According to a report of Xinhua News Agency on 25 October, the All-China Federation of Trade Unions (ACFTU), the only trade union legally allowed in China, has threatened to blacklist and take legal action against multinational corporations which try to prevent mainland workers in the private sector from forming unions. By the end of 2003, altogether 734,000 non-state-owned enterprises in China employed more than 24.87 million people. Xinhuas report cited a Wall Street Journal article saying that Wal-Mart would dismiss any employee found organising a trade union.
Yong Honglin, a senior ACFTU cadre, said the organization would work with local authorities and employees to collect information about multinationals that refused to allow trade unions. It would also send its representatives to organise unions at factories controlled by multinationals and take court action if such opposition continued, he added.

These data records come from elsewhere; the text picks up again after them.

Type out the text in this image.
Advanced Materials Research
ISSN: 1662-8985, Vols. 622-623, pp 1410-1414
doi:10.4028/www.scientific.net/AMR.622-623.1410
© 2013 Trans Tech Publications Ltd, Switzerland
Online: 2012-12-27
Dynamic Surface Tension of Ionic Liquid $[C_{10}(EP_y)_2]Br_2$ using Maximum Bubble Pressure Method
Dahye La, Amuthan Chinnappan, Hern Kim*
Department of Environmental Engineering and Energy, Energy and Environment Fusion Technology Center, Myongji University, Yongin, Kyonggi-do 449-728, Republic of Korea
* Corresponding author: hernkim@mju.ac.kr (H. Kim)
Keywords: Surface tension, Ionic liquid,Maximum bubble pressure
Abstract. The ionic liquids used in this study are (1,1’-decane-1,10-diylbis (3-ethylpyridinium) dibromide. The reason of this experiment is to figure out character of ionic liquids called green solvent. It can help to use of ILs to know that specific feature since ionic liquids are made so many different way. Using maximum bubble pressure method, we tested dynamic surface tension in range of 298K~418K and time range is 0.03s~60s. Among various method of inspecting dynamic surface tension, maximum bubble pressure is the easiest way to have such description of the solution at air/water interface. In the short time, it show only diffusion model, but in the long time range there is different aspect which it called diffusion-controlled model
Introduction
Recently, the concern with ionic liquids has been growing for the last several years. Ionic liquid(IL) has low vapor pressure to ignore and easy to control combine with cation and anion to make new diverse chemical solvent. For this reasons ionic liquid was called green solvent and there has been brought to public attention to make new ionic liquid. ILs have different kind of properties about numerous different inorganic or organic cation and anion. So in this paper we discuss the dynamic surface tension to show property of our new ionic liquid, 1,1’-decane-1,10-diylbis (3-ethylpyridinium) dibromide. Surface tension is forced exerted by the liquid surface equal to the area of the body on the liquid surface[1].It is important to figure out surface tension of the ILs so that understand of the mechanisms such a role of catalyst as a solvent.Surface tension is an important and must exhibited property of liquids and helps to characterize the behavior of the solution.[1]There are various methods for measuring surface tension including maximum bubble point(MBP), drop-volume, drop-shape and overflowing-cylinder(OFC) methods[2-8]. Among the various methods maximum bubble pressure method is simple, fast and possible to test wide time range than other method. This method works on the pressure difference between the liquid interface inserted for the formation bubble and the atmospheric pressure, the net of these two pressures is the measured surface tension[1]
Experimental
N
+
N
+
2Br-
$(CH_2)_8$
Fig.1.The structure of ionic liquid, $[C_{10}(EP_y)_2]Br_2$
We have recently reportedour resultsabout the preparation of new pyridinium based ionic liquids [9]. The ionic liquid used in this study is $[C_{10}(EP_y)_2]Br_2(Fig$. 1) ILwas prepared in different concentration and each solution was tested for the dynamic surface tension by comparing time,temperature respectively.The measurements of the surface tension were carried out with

Guo Wencai, head of the ACFTUs grassroots organisation department, emphasized that more efforts should be put into establishing trade unions and penalizing companies which refused to abide by the law. According to mainland labour law, foreign or domestic companies must allow employees to establish trade unions and should bear all the operating costs entailed. Guo Jun, director of the ACFTUs legal department, said some multinationals had prevented union representatives from even visiting their factories. This is obstructing the forming of unions and therefore violates the trade union law, he was quoted as saying. Xinhua said local authorities would seek punitive fines against multinational companies that persisted in this behaviour.

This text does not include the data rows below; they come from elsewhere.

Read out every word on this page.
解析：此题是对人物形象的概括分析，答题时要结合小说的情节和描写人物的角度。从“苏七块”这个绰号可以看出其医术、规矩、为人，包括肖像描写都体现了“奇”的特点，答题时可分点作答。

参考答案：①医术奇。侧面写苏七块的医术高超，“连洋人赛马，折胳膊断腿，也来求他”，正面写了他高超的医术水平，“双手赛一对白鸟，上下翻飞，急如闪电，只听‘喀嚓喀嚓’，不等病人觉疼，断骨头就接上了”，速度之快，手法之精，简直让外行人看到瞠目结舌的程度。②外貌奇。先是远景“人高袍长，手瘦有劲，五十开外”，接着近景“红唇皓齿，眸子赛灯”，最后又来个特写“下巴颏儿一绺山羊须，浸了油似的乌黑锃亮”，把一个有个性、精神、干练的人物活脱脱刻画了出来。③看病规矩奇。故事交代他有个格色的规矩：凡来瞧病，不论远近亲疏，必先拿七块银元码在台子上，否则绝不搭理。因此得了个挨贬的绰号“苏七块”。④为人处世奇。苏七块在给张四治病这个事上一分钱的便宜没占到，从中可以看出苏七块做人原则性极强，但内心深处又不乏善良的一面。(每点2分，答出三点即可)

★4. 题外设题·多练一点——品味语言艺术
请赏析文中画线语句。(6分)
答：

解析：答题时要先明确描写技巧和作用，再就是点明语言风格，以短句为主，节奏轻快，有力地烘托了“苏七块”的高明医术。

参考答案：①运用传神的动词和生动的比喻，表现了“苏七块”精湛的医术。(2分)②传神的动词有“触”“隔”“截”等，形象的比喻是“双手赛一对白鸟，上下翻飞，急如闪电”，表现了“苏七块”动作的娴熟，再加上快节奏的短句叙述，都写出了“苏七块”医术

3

Wal-Mart, the US-based retail giant, which is notorious for banning trade unions from all of its factories and stores worldwide, has refused to allow any of its more than 19,000 employees in China to set up a trade union, the Legal Daily said. Wal-Mart has 37 stores in 18 cities including Shenzhen, Dalian, Kunming, Beijing, Xiamen and Fuzhou, and the municipal trade unions in Shenzhen, Dalian and Kunming had approached the Wal-Mart stores there on several occasions but management had refused to cooperate in the establishment of trade unions. The reason given, according to Peoples Daily, was that Wal-Mart has no tradition to establish trade union, so China is not an exception.

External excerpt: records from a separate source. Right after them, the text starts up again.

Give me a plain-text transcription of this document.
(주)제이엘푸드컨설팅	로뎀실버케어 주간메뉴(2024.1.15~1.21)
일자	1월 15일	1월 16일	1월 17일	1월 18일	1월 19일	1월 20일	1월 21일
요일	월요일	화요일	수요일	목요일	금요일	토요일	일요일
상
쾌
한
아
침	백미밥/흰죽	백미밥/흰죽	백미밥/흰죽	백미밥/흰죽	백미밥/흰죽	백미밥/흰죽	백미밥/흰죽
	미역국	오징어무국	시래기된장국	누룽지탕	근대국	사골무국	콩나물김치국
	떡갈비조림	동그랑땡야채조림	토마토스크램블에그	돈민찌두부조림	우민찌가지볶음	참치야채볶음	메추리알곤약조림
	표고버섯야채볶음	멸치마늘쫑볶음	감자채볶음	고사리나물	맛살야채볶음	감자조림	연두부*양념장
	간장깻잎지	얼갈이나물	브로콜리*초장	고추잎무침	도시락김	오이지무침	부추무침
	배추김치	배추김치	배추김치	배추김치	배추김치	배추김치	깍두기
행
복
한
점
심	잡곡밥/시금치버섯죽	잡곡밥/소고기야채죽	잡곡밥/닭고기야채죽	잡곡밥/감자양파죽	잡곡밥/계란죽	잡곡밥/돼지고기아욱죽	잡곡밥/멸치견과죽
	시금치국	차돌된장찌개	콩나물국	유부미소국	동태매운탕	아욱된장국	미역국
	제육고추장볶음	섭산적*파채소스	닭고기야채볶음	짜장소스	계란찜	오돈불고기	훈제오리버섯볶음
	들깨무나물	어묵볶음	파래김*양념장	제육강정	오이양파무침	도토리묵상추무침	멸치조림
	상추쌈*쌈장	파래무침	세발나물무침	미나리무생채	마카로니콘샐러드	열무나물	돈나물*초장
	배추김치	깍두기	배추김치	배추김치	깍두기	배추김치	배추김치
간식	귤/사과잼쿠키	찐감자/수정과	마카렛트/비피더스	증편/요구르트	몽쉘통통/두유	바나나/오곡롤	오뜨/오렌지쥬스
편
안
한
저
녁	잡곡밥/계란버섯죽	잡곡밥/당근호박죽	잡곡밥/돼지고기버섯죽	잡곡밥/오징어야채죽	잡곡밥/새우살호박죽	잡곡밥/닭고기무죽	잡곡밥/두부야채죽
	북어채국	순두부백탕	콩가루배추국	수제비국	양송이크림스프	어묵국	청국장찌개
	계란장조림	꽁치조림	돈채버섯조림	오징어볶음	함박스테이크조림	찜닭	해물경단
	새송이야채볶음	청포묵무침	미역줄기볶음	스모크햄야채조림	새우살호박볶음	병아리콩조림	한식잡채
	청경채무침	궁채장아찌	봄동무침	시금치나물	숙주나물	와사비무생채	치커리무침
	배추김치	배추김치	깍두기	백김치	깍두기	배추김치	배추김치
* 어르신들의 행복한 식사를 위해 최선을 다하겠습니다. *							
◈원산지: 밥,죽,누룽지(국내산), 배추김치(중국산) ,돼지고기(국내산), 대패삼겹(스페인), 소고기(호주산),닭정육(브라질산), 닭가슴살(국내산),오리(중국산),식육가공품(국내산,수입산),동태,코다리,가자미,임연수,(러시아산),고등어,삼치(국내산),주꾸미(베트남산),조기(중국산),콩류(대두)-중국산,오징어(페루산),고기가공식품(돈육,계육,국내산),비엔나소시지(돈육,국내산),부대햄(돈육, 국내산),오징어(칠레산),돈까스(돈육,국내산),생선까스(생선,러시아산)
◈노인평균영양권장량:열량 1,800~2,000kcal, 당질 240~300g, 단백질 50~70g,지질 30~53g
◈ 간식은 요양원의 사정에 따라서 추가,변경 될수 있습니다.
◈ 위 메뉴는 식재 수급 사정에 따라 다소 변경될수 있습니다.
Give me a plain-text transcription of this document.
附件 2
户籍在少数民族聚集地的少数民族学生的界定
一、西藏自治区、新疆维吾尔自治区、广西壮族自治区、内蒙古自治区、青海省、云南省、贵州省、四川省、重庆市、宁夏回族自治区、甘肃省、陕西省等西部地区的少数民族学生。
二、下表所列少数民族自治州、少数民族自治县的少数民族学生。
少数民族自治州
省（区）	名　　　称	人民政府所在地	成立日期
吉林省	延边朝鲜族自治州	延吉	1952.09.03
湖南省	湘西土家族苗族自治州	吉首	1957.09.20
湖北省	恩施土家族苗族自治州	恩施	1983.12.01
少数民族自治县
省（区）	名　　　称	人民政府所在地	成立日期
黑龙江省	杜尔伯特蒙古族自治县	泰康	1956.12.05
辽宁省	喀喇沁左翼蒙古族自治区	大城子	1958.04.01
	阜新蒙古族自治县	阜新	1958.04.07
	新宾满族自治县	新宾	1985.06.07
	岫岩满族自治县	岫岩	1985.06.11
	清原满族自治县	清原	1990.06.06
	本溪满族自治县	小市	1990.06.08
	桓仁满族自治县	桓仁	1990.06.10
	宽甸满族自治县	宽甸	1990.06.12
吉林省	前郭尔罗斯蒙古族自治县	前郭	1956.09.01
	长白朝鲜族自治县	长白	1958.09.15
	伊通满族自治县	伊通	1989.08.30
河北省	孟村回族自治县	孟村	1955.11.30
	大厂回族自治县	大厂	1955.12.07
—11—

An official from the Trade Union Federation of Xiamen, the southeastern city where Kodak and Dell base their manufacturing operations, was quoted in the South China Morning Post as saying: Giant multinationals can use their economic muscle to get around rules and even impose their will on policymakers. The official said the ACFTU had asked Kodak and Dell to establish union organizations in their factories on numerous occasions. However, he added, it was hard to bring multinational companies into line with national labour law. Its not that we have weak labour standards, but were concerned about not jeopardising the relationship, the official said. Both companies had invested millions of US dollars in the city, which means new jobs and less unemployment.
After coming under fire in the official news media, Kodak issued a statement claiming that the Legal Daily had misrepresented the companys position. The company fully supported the establishment of trade unions, the statement asserted, but they must be voluntary associations of employees. It continued: If our employees chose to do so, Kodak would fully support them.